In an extraordinary tribute to its iconic El Primero movement, Zenith has introduced the Chronomaster El Primero “Full Open,” which displays the hyper-precise chronograph movement. Beating at 36,000 vibrations per hour, the El Primero can display time to the tenth of a second, and this is the first time since its début in 1969 that its wearer can admire it in its entirety (previous models have been closed or partially open). Blending vintage design codes and modern transparency trends, this “Full Open” model enjoys the best of both worlds.
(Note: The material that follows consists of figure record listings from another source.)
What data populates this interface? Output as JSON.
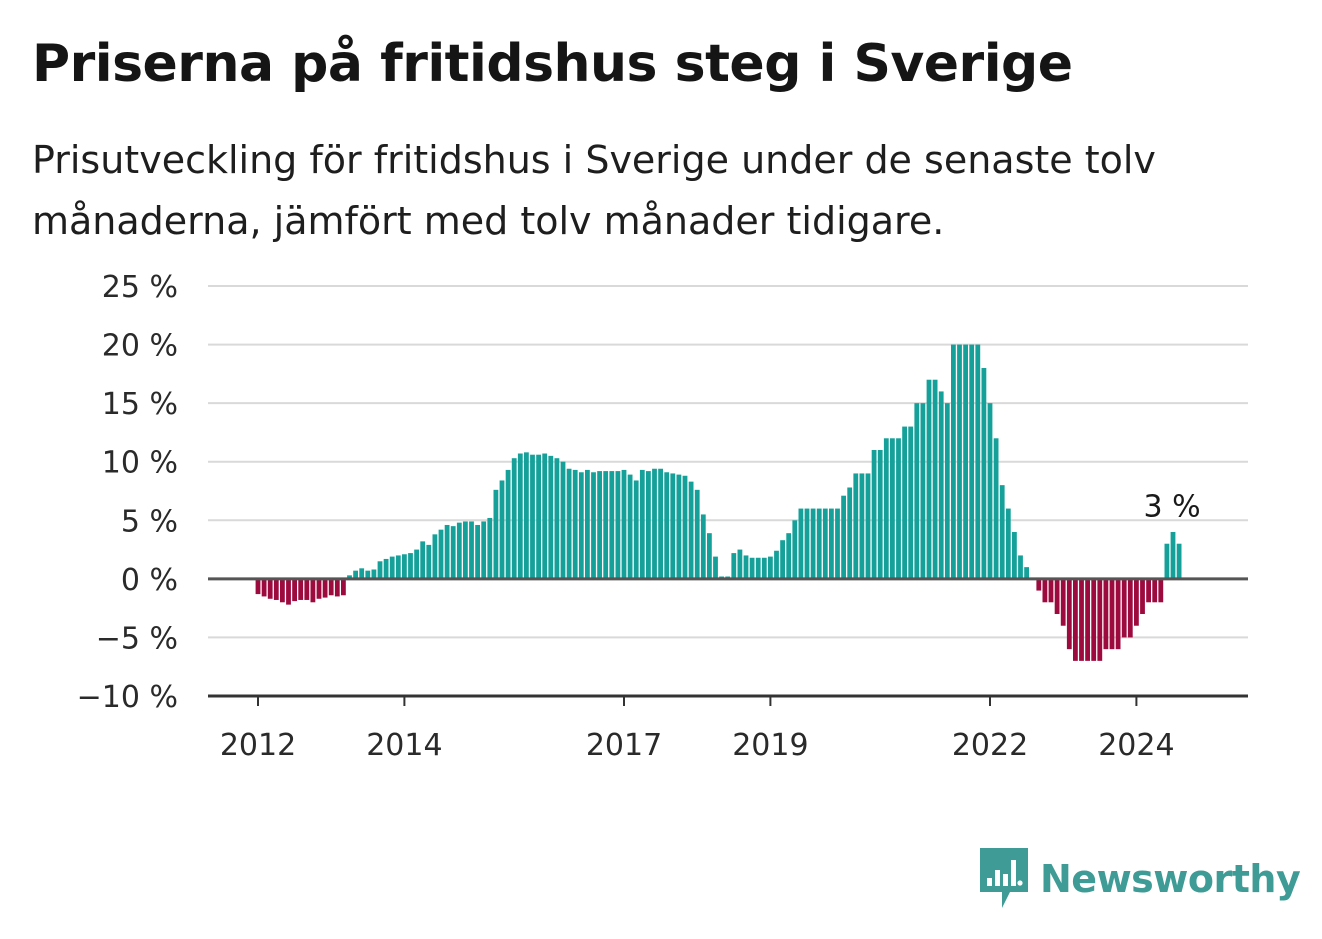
{
  "title": "Priserna på fritidshus steg i Sverige",
  "subtitle": "Prisutveckling för fritidshus i Sverige under de senaste tolv månaderna, jämfört med tolv månader tidigare.",
  "logo": {
    "text": "Newsworthy",
    "icon": "bar-chart-speech-bubble-icon",
    "color": "#3f9b95"
  },
  "colors": {
    "positive": "#15a19a",
    "negative": "#9c0a3e",
    "grid": "#d9d9d9",
    "zero_line": "#555555"
  },
  "chart_data": {
    "type": "bar",
    "title": "Priserna på fritidshus steg i Sverige",
    "xlabel": "",
    "ylabel": "",
    "ylim": [
      -10,
      25
    ],
    "y_ticks": [
      {
        "value": 25,
        "label": "25 %"
      },
      {
        "value": 20,
        "label": "20 %"
      },
      {
        "value": 15,
        "label": "15 %"
      },
      {
        "value": 10,
        "label": "10 %"
      },
      {
        "value": 5,
        "label": "5 %"
      },
      {
        "value": 0,
        "label": "0 %"
      },
      {
        "value": -5,
        "label": "−5 %"
      },
      {
        "value": -10,
        "label": "−10 %"
      }
    ],
    "x_ticks": [
      {
        "value": 2012.0,
        "label": "2012"
      },
      {
        "value": 2014.0,
        "label": "2014"
      },
      {
        "value": 2017.0,
        "label": "2017"
      },
      {
        "value": 2019.0,
        "label": "2019"
      },
      {
        "value": 2022.0,
        "label": "2022"
      },
      {
        "value": 2024.0,
        "label": "2024"
      }
    ],
    "x_start": "2012-01",
    "frequency": "monthly",
    "grid": true,
    "values": [
      -1.3,
      -1.5,
      -1.7,
      -1.8,
      -2.0,
      -2.2,
      -1.9,
      -1.8,
      -1.8,
      -2.0,
      -1.7,
      -1.6,
      -1.4,
      -1.5,
      -1.4,
      0.3,
      0.7,
      0.9,
      0.7,
      0.8,
      1.5,
      1.7,
      1.9,
      2.0,
      2.1,
      2.2,
      2.5,
      3.2,
      2.9,
      3.8,
      4.2,
      4.6,
      4.5,
      4.8,
      4.9,
      4.9,
      4.6,
      4.9,
      5.2,
      7.6,
      8.4,
      9.3,
      10.3,
      10.7,
      10.8,
      10.6,
      10.6,
      10.7,
      10.5,
      10.3,
      10.0,
      9.4,
      9.3,
      9.1,
      9.3,
      9.1,
      9.2,
      9.2,
      9.2,
      9.2,
      9.3,
      8.9,
      8.4,
      9.3,
      9.2,
      9.4,
      9.4,
      9.1,
      9.0,
      8.9,
      8.8,
      8.3,
      7.6,
      5.5,
      3.9,
      1.9,
      0.2,
      0.2,
      2.2,
      2.5,
      2.0,
      1.8,
      1.8,
      1.8,
      1.9,
      2.4,
      3.3,
      3.9,
      5.0,
      6.0,
      6.0,
      6.0,
      6.0,
      6.0,
      6.0,
      6.0,
      7.1,
      7.8,
      9.0,
      9.0,
      9.0,
      11.0,
      11.0,
      12.0,
      12.0,
      12.0,
      13.0,
      13.0,
      15.0,
      15.0,
      17.0,
      17.0,
      16.0,
      15.0,
      20.0,
      20.0,
      20.0,
      20.0,
      20.0,
      18.0,
      15.0,
      12.0,
      8.0,
      6.0,
      4.0,
      2.0,
      1.0,
      0.0,
      -1.0,
      -2.0,
      -2.0,
      -3.0,
      -4.0,
      -6.0,
      -7.0,
      -7.0,
      -7.0,
      -7.0,
      -7.0,
      -6.0,
      -6.0,
      -6.0,
      -5.0,
      -5.0,
      -4.0,
      -3.0,
      -2.0,
      -2.0,
      -2.0,
      3.0,
      4.0,
      3.0
    ],
    "annotation": {
      "text": "3 %",
      "value": 3.0
    }
  }
}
Ever the picture of elegance and sophistication, Patek Philippe draws back the veil with its Ref. 5180, aka the Calatrava “Squelette.” Minimalist to its core—literally—this ultra-thin model carves away any bit of material not absolutely necessary to the functioning of the watch, with additional engraving just to keep things interesting (more than 130 hours’ worth of work). The movement, case and bracelet are all crafted in 18K rose gold, lending the timepiece a complex, layered warmth.
To celebrate the 20th anniversary of the Chopard Manufacture, the brand is releasing the L.U.C Full Strike, in 18K Fairmined rose gold. Chopard’s first minute repeater, this sleek timepiece not only sounds the hours, quarters and minutes, but it looks good doing so, opening a window onto a movement that took almost 15,000 person-hours to develop and perfect (earning three patents in the process!). A power reserve indicator at 2 o’clock makes the watch’s workings transparent in more way than one.
Breguet proves that women’s watches deserve more than just a pretty face with the Tradition Dame 7038. Off-centered hours and minutes tick by at 12 o’clock, leaving the remaining three quarters of the dial free to display the hypnotic workings of the caliber. Feminine touches such as a row of brilliant-cut diamonds in the bezel and a hand-engraved rosette on the barrel stake a claim to the traditionally masculine world of mechanical horology, insisting that decorative grace notes and miniature mechanics are a natural fit.